Too many people are bragging about doing “data driven content marketing,” and they’re missing out on the most important aspect, the human element.
There are times you have to throw the data out, and make decisions based on your gut feeling. Rather than being driven by data, why not let random chance and serendipity do its thing once in a while.
People who are driven by data will never make a decision without consulting the analytics oracle, and as a result, will miss great opportunities because the data didn’t give them permission.
Data should measure what you’re doing and tell you if you’re doing it right or not. Data should not make your decisions for you. You don’t work for data, it works for you. If you’re one of those people who consults spreadsheets about where to go for lunch, let alone what kind of content to publish, unclench a little and try something new.
Content Marketing Starts With Small Blocks
First of all, content creation is not hard. It starts with small building blocks — a blog post, a tweet, a photo, or a two-minute video. It’s not just 30 page white papers or 2 hour webinars.
Any 12-year-old Lego builder can show you amazing creations built with the smallest of blocks. Eventually, they’ll all combine for some epic large-scale creations that were pieced together one block at a time.
This is as true for Legos as it is for that single piece of content you’ve agonized over — tested, revised, A/B tested, subjected to committee review — for the last three weeks. You can build a great campaign with a lot of little blocks in a way that you can’t with five giant slabs.
When it comes to the small content blocks, there’s no time for the data to tell you what every single post and tweet should say. If you do, you’re overcomplicating things.
Your data should influence the overall theme those content blocks will become, but human intuition should be the driving force. The data should tell you whether it’s working.

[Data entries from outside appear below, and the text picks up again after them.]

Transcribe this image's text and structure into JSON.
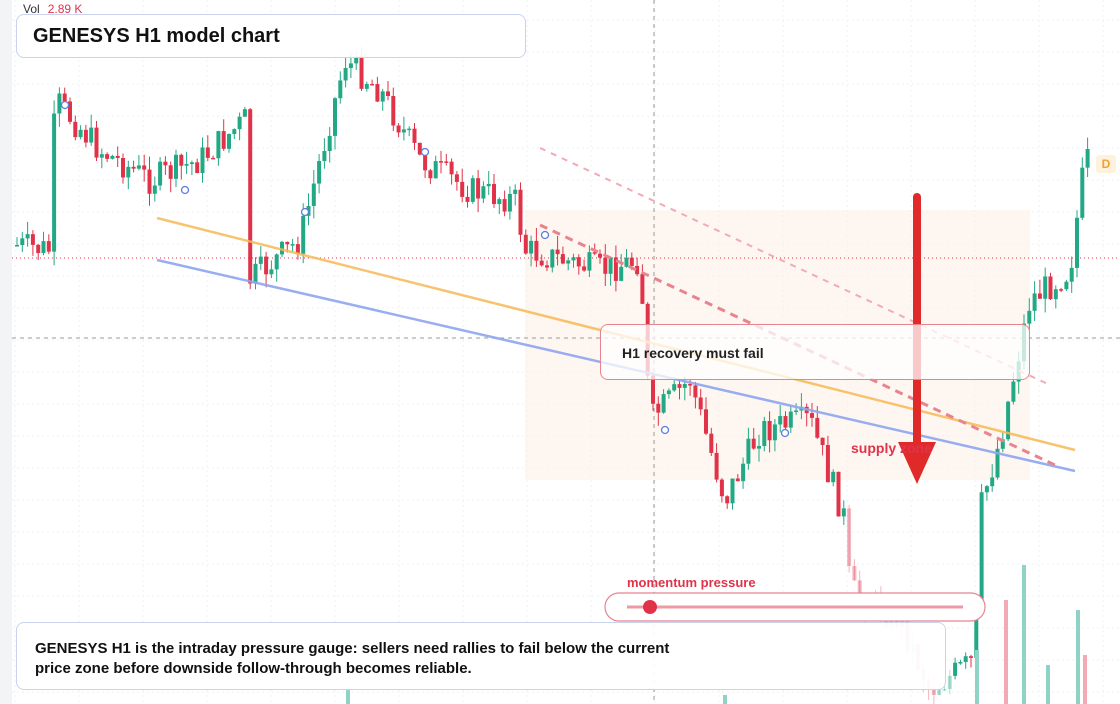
{
  "legend": {
    "label": "Vol",
    "value": "2.89 K"
  },
  "header": {
    "title": "GENESYS H1 model chart"
  },
  "badge": "D",
  "callout": "H1 recovery must fail",
  "zone_label": "supply zone",
  "slider_label": "momentum pressure",
  "note": "GENESYS H1 is the intraday pressure gauge: sellers need rallies to fail below the current price zone before downside follow-through becomes reliable."
}
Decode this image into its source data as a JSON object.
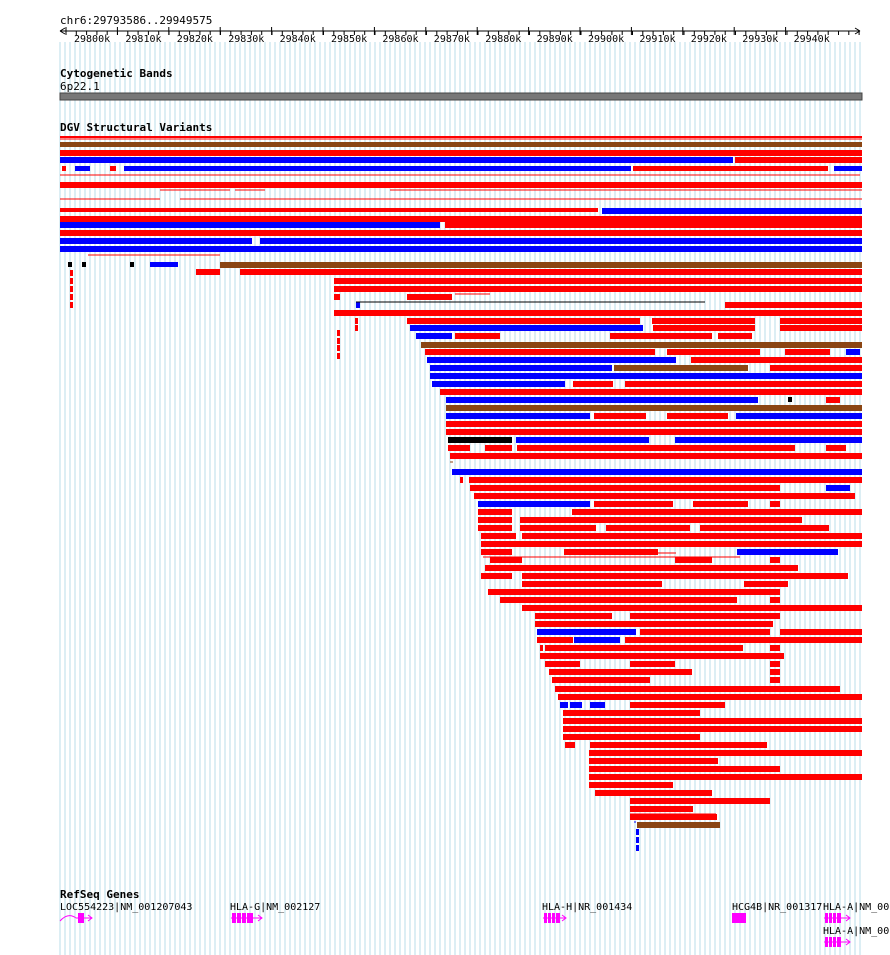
{
  "ruler": {
    "position_label": "chr6:29793586..29949575",
    "ticks": [
      "29800k",
      "29810k",
      "29820k",
      "29830k",
      "29840k",
      "29850k",
      "29860k",
      "29870k",
      "29880k",
      "29890k",
      "29900k",
      "29910k",
      "29920k",
      "29930k",
      "29940k"
    ]
  },
  "tracks": {
    "cytoband": {
      "title": "Cytogenetic Bands",
      "band": "6p22.1"
    },
    "dgv": {
      "title": "DGV Structural Variants"
    },
    "refseq": {
      "title": "RefSeq Genes",
      "genes": [
        {
          "label": "LOC554223|NM_001207043"
        },
        {
          "label": "HLA-G|NM_002127"
        },
        {
          "label": "HLA-H|NR_001434"
        },
        {
          "label": "HCG4B|NR_001317"
        },
        {
          "label": "HLA-A|NM_00"
        },
        {
          "label": "HLA-A|NM_00"
        }
      ]
    }
  },
  "colors": {
    "gain": "#0000ff",
    "loss": "#ff0000",
    "complex": "#8b4513",
    "other": "#000000",
    "gene": "#ff00ff",
    "grid": "#add8e6"
  }
}
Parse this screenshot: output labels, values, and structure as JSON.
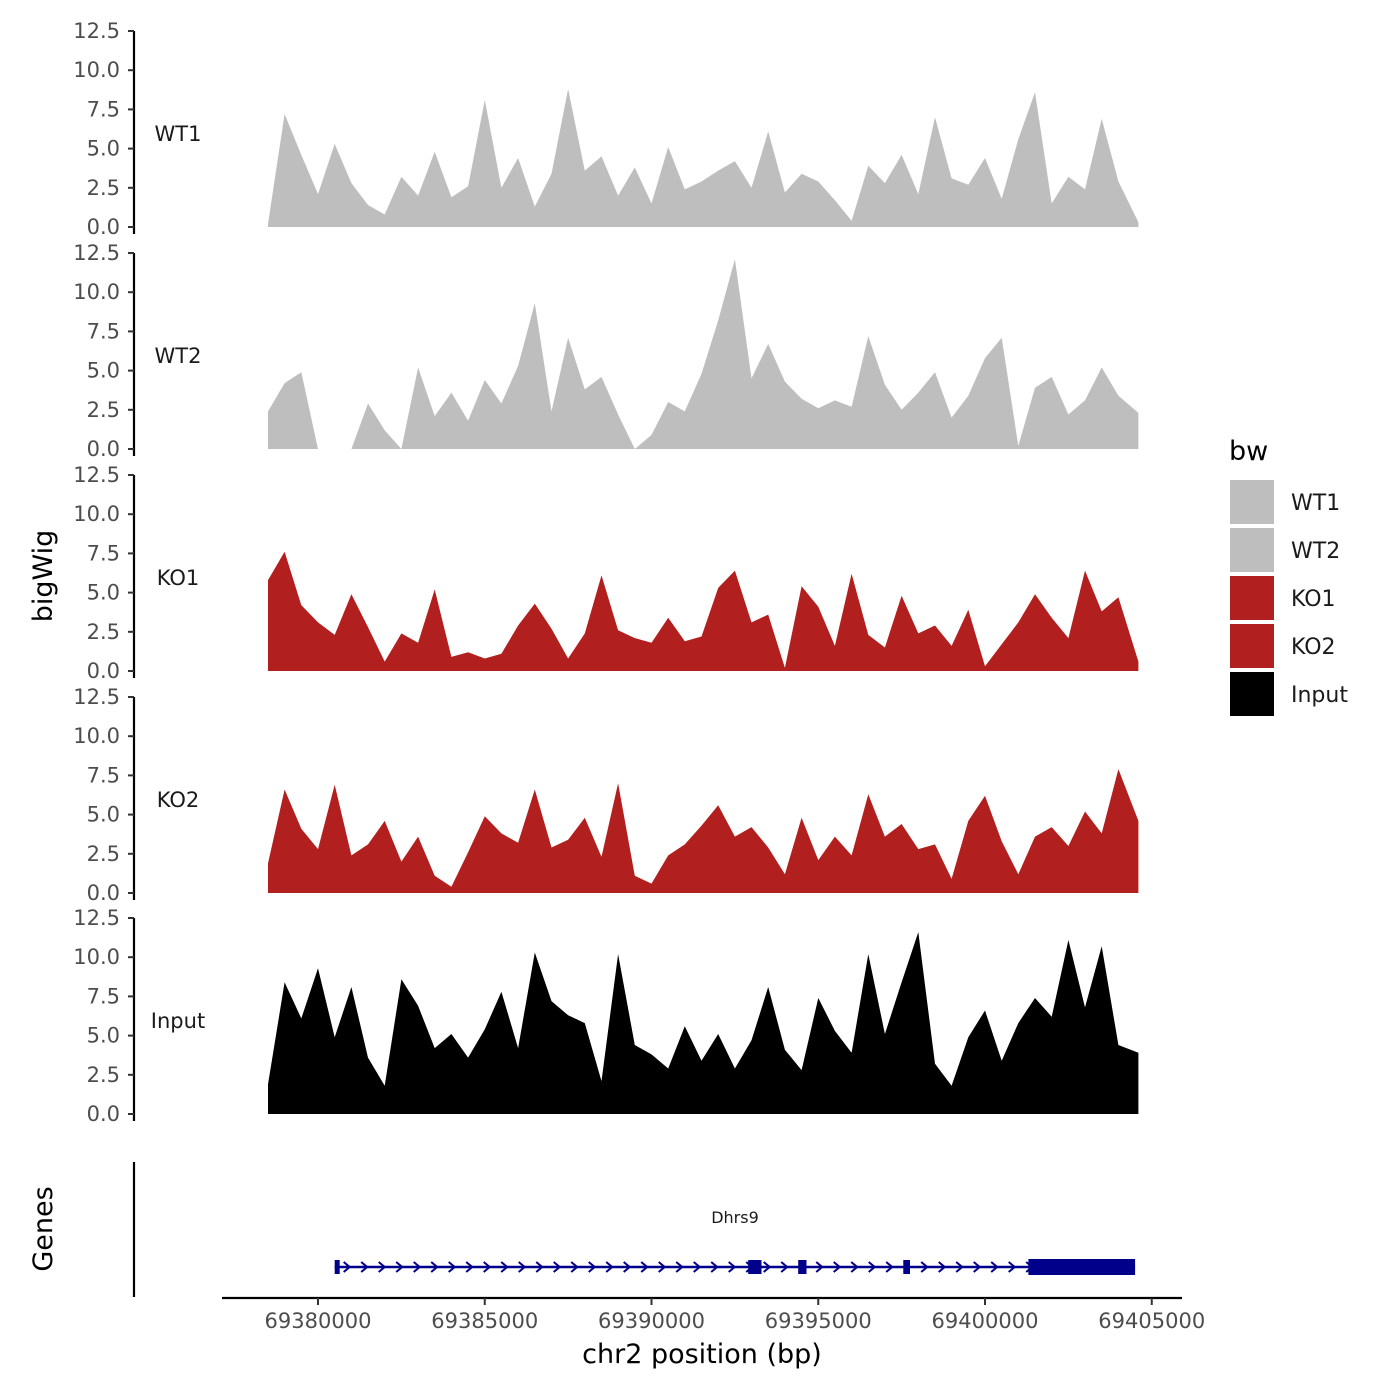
{
  "chart_data": {
    "type": "area",
    "y_title": "bigWig",
    "x_title": "chr2 position (bp)",
    "genes_title": "Genes",
    "ylim": [
      0,
      12.5
    ],
    "y_ticks": [
      "0.0",
      "2.5",
      "5.0",
      "7.5",
      "10.0",
      "12.5"
    ],
    "y_tick_values": [
      0,
      2.5,
      5,
      7.5,
      10,
      12.5
    ],
    "xlim": [
      69378500,
      69404600
    ],
    "x_ticks": [
      69380000,
      69385000,
      69390000,
      69395000,
      69400000,
      69405000
    ],
    "x_tick_labels": [
      "69380000",
      "69385000",
      "69390000",
      "69395000",
      "69400000",
      "69405000"
    ],
    "legend": {
      "title": "bw",
      "entries": [
        {
          "label": "WT1",
          "color": "#bebebe"
        },
        {
          "label": "WT2",
          "color": "#bebebe"
        },
        {
          "label": "KO1",
          "color": "#b21f1f"
        },
        {
          "label": "KO2",
          "color": "#b21f1f"
        },
        {
          "label": "Input",
          "color": "#000000"
        }
      ]
    },
    "series": [
      {
        "name": "WT1",
        "color": "#bebebe",
        "x": [
          69378500,
          69379000,
          69379500,
          69380000,
          69380500,
          69381000,
          69381500,
          69382000,
          69382500,
          69383000,
          69383500,
          69384000,
          69384500,
          69385000,
          69385500,
          69386000,
          69386500,
          69387000,
          69387500,
          69388000,
          69388500,
          69389000,
          69389500,
          69390000,
          69390500,
          69391000,
          69391500,
          69392000,
          69392500,
          69393000,
          69393500,
          69394000,
          69394500,
          69395000,
          69395500,
          69396000,
          69396500,
          69397000,
          69397500,
          69398000,
          69398500,
          69399000,
          69399500,
          69400000,
          69400500,
          69401000,
          69401500,
          69402000,
          69402500,
          69403000,
          69403500,
          69404000,
          69404600
        ],
        "values": [
          0.2,
          7.2,
          4.6,
          2.1,
          5.3,
          2.8,
          1.4,
          0.8,
          3.2,
          2.0,
          4.8,
          1.9,
          2.6,
          8.1,
          2.5,
          4.4,
          1.3,
          3.4,
          8.8,
          3.6,
          4.5,
          2.0,
          3.8,
          1.5,
          5.1,
          2.4,
          2.9,
          3.6,
          4.2,
          2.5,
          6.1,
          2.2,
          3.4,
          2.9,
          1.7,
          0.4,
          3.9,
          2.8,
          4.6,
          2.1,
          7.0,
          3.1,
          2.7,
          4.4,
          1.8,
          5.6,
          8.6,
          1.5,
          3.2,
          2.4,
          6.9,
          2.9,
          0.3
        ]
      },
      {
        "name": "WT2",
        "color": "#bebebe",
        "x": [
          69378500,
          69379000,
          69379500,
          69380000,
          69380500,
          69381000,
          69381500,
          69382000,
          69382500,
          69383000,
          69383500,
          69384000,
          69384500,
          69385000,
          69385500,
          69386000,
          69386500,
          69387000,
          69387500,
          69388000,
          69388500,
          69389000,
          69389500,
          69390000,
          69390500,
          69391000,
          69391500,
          69392000,
          69392500,
          69393000,
          69393500,
          69394000,
          69394500,
          69395000,
          69395500,
          69396000,
          69396500,
          69397000,
          69397500,
          69398000,
          69398500,
          69399000,
          69399500,
          69400000,
          69400500,
          69401000,
          69401500,
          69402000,
          69402500,
          69403000,
          69403500,
          69404000,
          69404600
        ],
        "values": [
          2.4,
          4.2,
          4.9,
          0.0,
          0.0,
          0.0,
          2.9,
          1.2,
          0.0,
          5.2,
          2.1,
          3.6,
          1.8,
          4.4,
          2.9,
          5.3,
          9.3,
          2.4,
          7.1,
          3.8,
          4.6,
          2.2,
          0.0,
          0.9,
          3.0,
          2.4,
          4.8,
          8.2,
          12.1,
          4.5,
          6.7,
          4.3,
          3.2,
          2.6,
          3.1,
          2.7,
          7.2,
          4.1,
          2.5,
          3.6,
          4.9,
          2.0,
          3.4,
          5.8,
          7.1,
          0.2,
          3.9,
          4.6,
          2.2,
          3.1,
          5.2,
          3.4,
          2.3
        ]
      },
      {
        "name": "KO1",
        "color": "#b21f1f",
        "x": [
          69378500,
          69379000,
          69379500,
          69380000,
          69380500,
          69381000,
          69381500,
          69382000,
          69382500,
          69383000,
          69383500,
          69384000,
          69384500,
          69385000,
          69385500,
          69386000,
          69386500,
          69387000,
          69387500,
          69388000,
          69388500,
          69389000,
          69389500,
          69390000,
          69390500,
          69391000,
          69391500,
          69392000,
          69392500,
          69393000,
          69393500,
          69394000,
          69394500,
          69395000,
          69395500,
          69396000,
          69396500,
          69397000,
          69397500,
          69398000,
          69398500,
          69399000,
          69399500,
          69400000,
          69400500,
          69401000,
          69401500,
          69402000,
          69402500,
          69403000,
          69403500,
          69404000,
          69404600
        ],
        "values": [
          5.8,
          7.6,
          4.2,
          3.1,
          2.3,
          4.9,
          2.8,
          0.6,
          2.4,
          1.8,
          5.2,
          0.9,
          1.2,
          0.8,
          1.1,
          2.9,
          4.3,
          2.7,
          0.8,
          2.4,
          6.1,
          2.6,
          2.1,
          1.8,
          3.4,
          1.9,
          2.2,
          5.3,
          6.4,
          3.1,
          3.6,
          0.2,
          5.4,
          4.1,
          1.6,
          6.2,
          2.3,
          1.5,
          4.8,
          2.4,
          2.9,
          1.6,
          3.9,
          0.3,
          1.7,
          3.1,
          4.9,
          3.4,
          2.1,
          6.4,
          3.8,
          4.7,
          0.6
        ]
      },
      {
        "name": "KO2",
        "color": "#b21f1f",
        "x": [
          69378500,
          69379000,
          69379500,
          69380000,
          69380500,
          69381000,
          69381500,
          69382000,
          69382500,
          69383000,
          69383500,
          69384000,
          69384500,
          69385000,
          69385500,
          69386000,
          69386500,
          69387000,
          69387500,
          69388000,
          69388500,
          69389000,
          69389500,
          69390000,
          69390500,
          69391000,
          69391500,
          69392000,
          69392500,
          69393000,
          69393500,
          69394000,
          69394500,
          69395000,
          69395500,
          69396000,
          69396500,
          69397000,
          69397500,
          69398000,
          69398500,
          69399000,
          69399500,
          69400000,
          69400500,
          69401000,
          69401500,
          69402000,
          69402500,
          69403000,
          69403500,
          69404000,
          69404600
        ],
        "values": [
          1.9,
          6.6,
          4.1,
          2.8,
          6.9,
          2.4,
          3.1,
          4.6,
          2.0,
          3.6,
          1.1,
          0.4,
          2.6,
          4.9,
          3.8,
          3.2,
          6.6,
          2.9,
          3.4,
          4.8,
          2.3,
          7.0,
          1.1,
          0.6,
          2.4,
          3.1,
          4.3,
          5.6,
          3.6,
          4.2,
          2.9,
          1.2,
          4.8,
          2.1,
          3.6,
          2.4,
          6.3,
          3.6,
          4.4,
          2.8,
          3.1,
          0.9,
          4.6,
          6.2,
          3.3,
          1.2,
          3.6,
          4.2,
          3.0,
          5.2,
          3.8,
          7.9,
          4.6
        ]
      },
      {
        "name": "Input",
        "color": "#000000",
        "x": [
          69378500,
          69379000,
          69379500,
          69380000,
          69380500,
          69381000,
          69381500,
          69382000,
          69382500,
          69383000,
          69383500,
          69384000,
          69384500,
          69385000,
          69385500,
          69386000,
          69386500,
          69387000,
          69387500,
          69388000,
          69388500,
          69389000,
          69389500,
          69390000,
          69390500,
          69391000,
          69391500,
          69392000,
          69392500,
          69393000,
          69393500,
          69394000,
          69394500,
          69395000,
          69395500,
          69396000,
          69396500,
          69397000,
          69397500,
          69398000,
          69398500,
          69399000,
          69399500,
          69400000,
          69400500,
          69401000,
          69401500,
          69402000,
          69402500,
          69403000,
          69403500,
          69404000,
          69404600
        ],
        "values": [
          1.9,
          8.4,
          6.1,
          9.3,
          4.9,
          8.1,
          3.6,
          1.8,
          8.6,
          6.9,
          4.2,
          5.1,
          3.6,
          5.4,
          7.8,
          4.2,
          10.3,
          7.2,
          6.3,
          5.8,
          2.1,
          10.2,
          4.4,
          3.8,
          2.9,
          5.6,
          3.4,
          5.1,
          2.9,
          4.7,
          8.1,
          4.1,
          2.8,
          7.4,
          5.3,
          3.9,
          10.2,
          5.1,
          8.4,
          11.6,
          3.2,
          1.8,
          4.9,
          6.6,
          3.4,
          5.8,
          7.4,
          6.2,
          11.1,
          6.8,
          10.7,
          4.4,
          3.9
        ]
      }
    ],
    "gene": {
      "name": "Dhrs9",
      "start": 69380500,
      "end": 69404500,
      "color": "#00008b",
      "exons": [
        [
          69380500,
          69380650
        ],
        [
          69392900,
          69393300
        ],
        [
          69394400,
          69394650
        ],
        [
          69397550,
          69397750
        ],
        [
          69401300,
          69404500
        ]
      ]
    }
  }
}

Sometimes You Just Have to Ignore the Data
A few years ago, I was working with a client whose SEO specialist had created an editorial calendar based on SEO data and predictions. We decided to ignore writing about their product and cars for the umpteenth time. One of their dealers did a lot of work with boats, so we thought we’d see what happened if we wrote about that for a change.
“No one visits our site about boats,” said the SEO specialist, citing the data.
“That’s because we’ve never written about boats,” I said.
Two months later, our boats post was the second-most visited page on the entire blog, behind the main page. And the total traffic for the next three posts didn’t even equal that of the boats post.
Had we listened to the data, we never would have written about boats. Had we let the data do all the driving, we would have missed a great opportunity. As far as we can tell, the client has been one of the only companies talking about this particular issue, and it’s benefitted them greatly.
When you let data drive your content, you’re just one short step away from “we’ve always done it this way.” That’s when things get super boring, and your audience leaves or dies in their sleep.
For years, the data told web editors wanted shorter and shorter blog posts, until the #longreads movement began. Now people are digging into 2,000 – 10,000 word stories and sticking with them until the bitter end. “The data” told us people didn’t want long stories, but now “the data” is showing us how wrong it was.
If people had listened to “the data” the first time, the art of long-form writing could have disappeared for many people. Instead, by trying something new — by letting humans do the driving — we now have the chance to read long read stories from BuzzFeed, LongReads.com, and Grantland.com, ESPN’s website created to meet the growing demand for long stories.
If you’ve ever abandoned a story idea because the data didn’t support it, ignore the data, publish the story, and see what happens. The worst thing that will happen is “nothing.”
Nothing will change, nothing will move. No one will abandon your brand because you wrote a single blog post that deviated from the data-driven editorial calendar. But you may find a whole new rich vein of ideas and topics that you can mine for weeks and months.
If you’re letting your data drive your content calendar, the wrong person is in the driver’s seat. You have creative people for a reason. Take the keys away from the bean counters, and let the creatives go to work, and then measure their results. Let’s see what happens if you put data second and ideas, and people, first.